Iserlohn. Die abgelaufene Saison war eine überaus erfolgreiche für Basketball-Bundesligist Phoenix Hagen: Man zog ins Play-off-Viertelfinale ein und begeisterte mit spektakulärem Spielstil. Ob der Coup zu wiederholen ist, beantworten die Macher im Gespräch mit der Redaktion.

Sie sind die Macher der Überraschungsmannschaft der vergangenen Saison. Phoenix Hagen erstaunte die Basketball-Bundesliga mit seinem spektakulären Spielstil und dem Einzug ins Play-off-Viertelfinale. Am Donnerstag startet die neue Spielzeit, Phoenix tritt in Würzburg an. Kann der Außenseiter aus der Basketball-Stadt seinen Coup wiederholen?
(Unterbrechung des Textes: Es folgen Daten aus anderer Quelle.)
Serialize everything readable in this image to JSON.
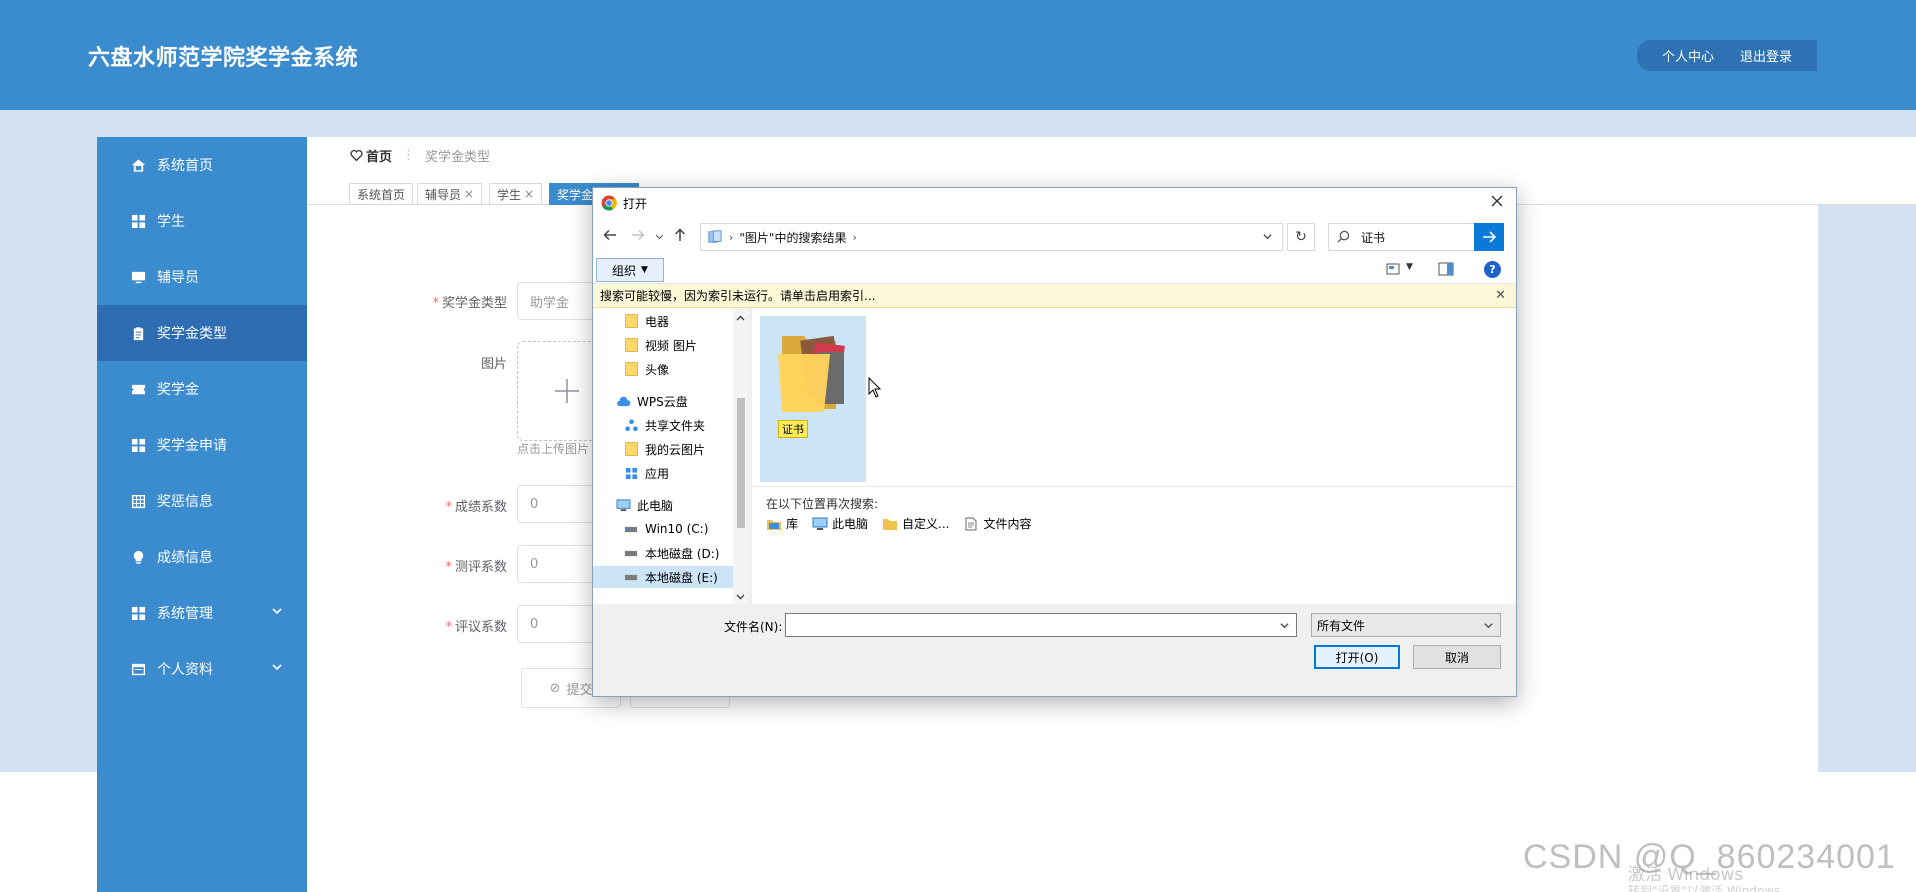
{
  "header": {
    "title": "六盘水师范学院奖学金系统",
    "nav": [
      "个人中心",
      "退出登录"
    ]
  },
  "sidebar": {
    "items": [
      {
        "label": "系统首页",
        "icon": "home-icon"
      },
      {
        "label": "学生",
        "icon": "grid-icon"
      },
      {
        "label": "辅导员",
        "icon": "monitor-icon"
      },
      {
        "label": "奖学金类型",
        "icon": "clipboard-icon",
        "active": true
      },
      {
        "label": "奖学金",
        "icon": "ticket-icon"
      },
      {
        "label": "奖学金申请",
        "icon": "grid-icon"
      },
      {
        "label": "奖惩信息",
        "icon": "table-icon"
      },
      {
        "label": "成绩信息",
        "icon": "bulb-icon"
      },
      {
        "label": "系统管理",
        "icon": "grid-icon",
        "expandable": true
      },
      {
        "label": "个人资料",
        "icon": "card-icon",
        "expandable": true
      }
    ]
  },
  "breadcrumb": {
    "home": "首页",
    "current": "奖学金类型"
  },
  "tabs": [
    {
      "label": "系统首页",
      "closable": false
    },
    {
      "label": "辅导员",
      "closable": true
    },
    {
      "label": "学生",
      "closable": true
    },
    {
      "label": "奖学金",
      "closable": false,
      "active": true
    }
  ],
  "form": {
    "type_label": "奖学金类型",
    "type_placeholder": "助学金",
    "image_label": "图片",
    "upload_hint": "点击上传图片",
    "score_label": "成绩系数",
    "score_value": "0",
    "eval_label": "测评系数",
    "eval_value": "0",
    "review_label": "评议系数",
    "review_value": "0",
    "submit_label": "提交"
  },
  "dialog": {
    "title": "打开",
    "address": "\"图片\"中的搜索结果",
    "search_value": "证书",
    "organize_label": "组织",
    "infobar": "搜索可能较慢，因为索引未运行。请单击启用索引...",
    "tree": [
      {
        "label": "电器",
        "icon": "folder-icon",
        "indent": 1
      },
      {
        "label": "视频 图片",
        "icon": "folder-icon",
        "indent": 1
      },
      {
        "label": "头像",
        "icon": "folder-icon",
        "indent": 1
      },
      {
        "label": "WPS云盘",
        "icon": "cloud-icon",
        "indent": 0
      },
      {
        "label": "共享文件夹",
        "icon": "share-icon",
        "indent": 1
      },
      {
        "label": "我的云图片",
        "icon": "folder-icon",
        "indent": 1
      },
      {
        "label": "应用",
        "icon": "apps-icon",
        "indent": 1
      },
      {
        "label": "此电脑",
        "icon": "pc-icon",
        "indent": 0
      },
      {
        "label": "Win10 (C:)",
        "icon": "drive-icon",
        "indent": 1
      },
      {
        "label": "本地磁盘 (D:)",
        "icon": "drive-icon",
        "indent": 1
      },
      {
        "label": "本地磁盘 (E:)",
        "icon": "drive-icon",
        "indent": 1,
        "selected": true
      }
    ],
    "file": {
      "label": "证书"
    },
    "research_title": "在以下位置再次搜索:",
    "research_items": [
      {
        "label": "库",
        "icon": "library-icon"
      },
      {
        "label": "此电脑",
        "icon": "pc-icon"
      },
      {
        "label": "自定义...",
        "icon": "folder-icon"
      },
      {
        "label": "文件内容",
        "icon": "document-icon"
      }
    ],
    "filename_label": "文件名(N):",
    "filename_value": "",
    "filetype_value": "所有文件",
    "open_label": "打开(O)",
    "cancel_label": "取消"
  },
  "watermarks": {
    "csdn": "CSDN @Q_860234001",
    "windows_activate": "激活 Windows",
    "windows_hint": "转到\"设置\"以激活 Windows。"
  }
}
Aufsichtsratsvorsitzender Thomas Haensel, Geschäftsführer Oliver Herkelmann und Trainer Ingo Freyer liefern im Gespräch mit Torsten Berninghaus, Axel Gaiser, Rainer Hofeditz und Daniel Berg Antworten.

Auf welche Weise hat sich der Erfolg der vergangenen Saison für die neue Spielzeit bemerkbar gemacht?

Oliver Herkelmann: Wir haben neue Sponsoren gewonnen. Und die Nachfrage nach Dauerkarten ist deutlich gestiegen. Der tatsächliche Verkauf zwar nicht, weil wir an der gleichen Stelle wie im Vorjahr den Verkauf gestoppt haben, etwa bei 1600. Aber wir hatten sehr, sehr viele Anfragen. Wenn wir die alle erfüllt hätten, dann wäre die Halle jetzt schon voll mit Dauerkarteninhabern.

Verhindert die kleine, gut 3000 Zuschauer fassende Halle weiteres prägnantes Wachstum in Hagen?

Thomas Haensel: Das ist eine Frage, die uns permanent beschäftigt. Unsere Ressourcen sind endlich, das wissen wir. Wir sind der Stadt dankbar, dass wir im Rahmen des Konjunkturpaketes II diese Lösung hinbekommen haben. Natürlich hätten wir gerne einen Investor, der sagt: ,Was kostet die Welt? Ich schenke euch eine große Halle.’ Das wäre ein Traum.

Der ist nicht in Sicht.

Thomas Haensel: Wir haben eine Reihe von Hausaufgaben noch nicht so umfassend erledigt, dass wir im Rahmen unserer Markenentwicklung immer nur dem Prinzip schneller, größer, weiter folgen könnten. Das würde unseren Klub nicht nachhaltig für die Zukunft aufstellen.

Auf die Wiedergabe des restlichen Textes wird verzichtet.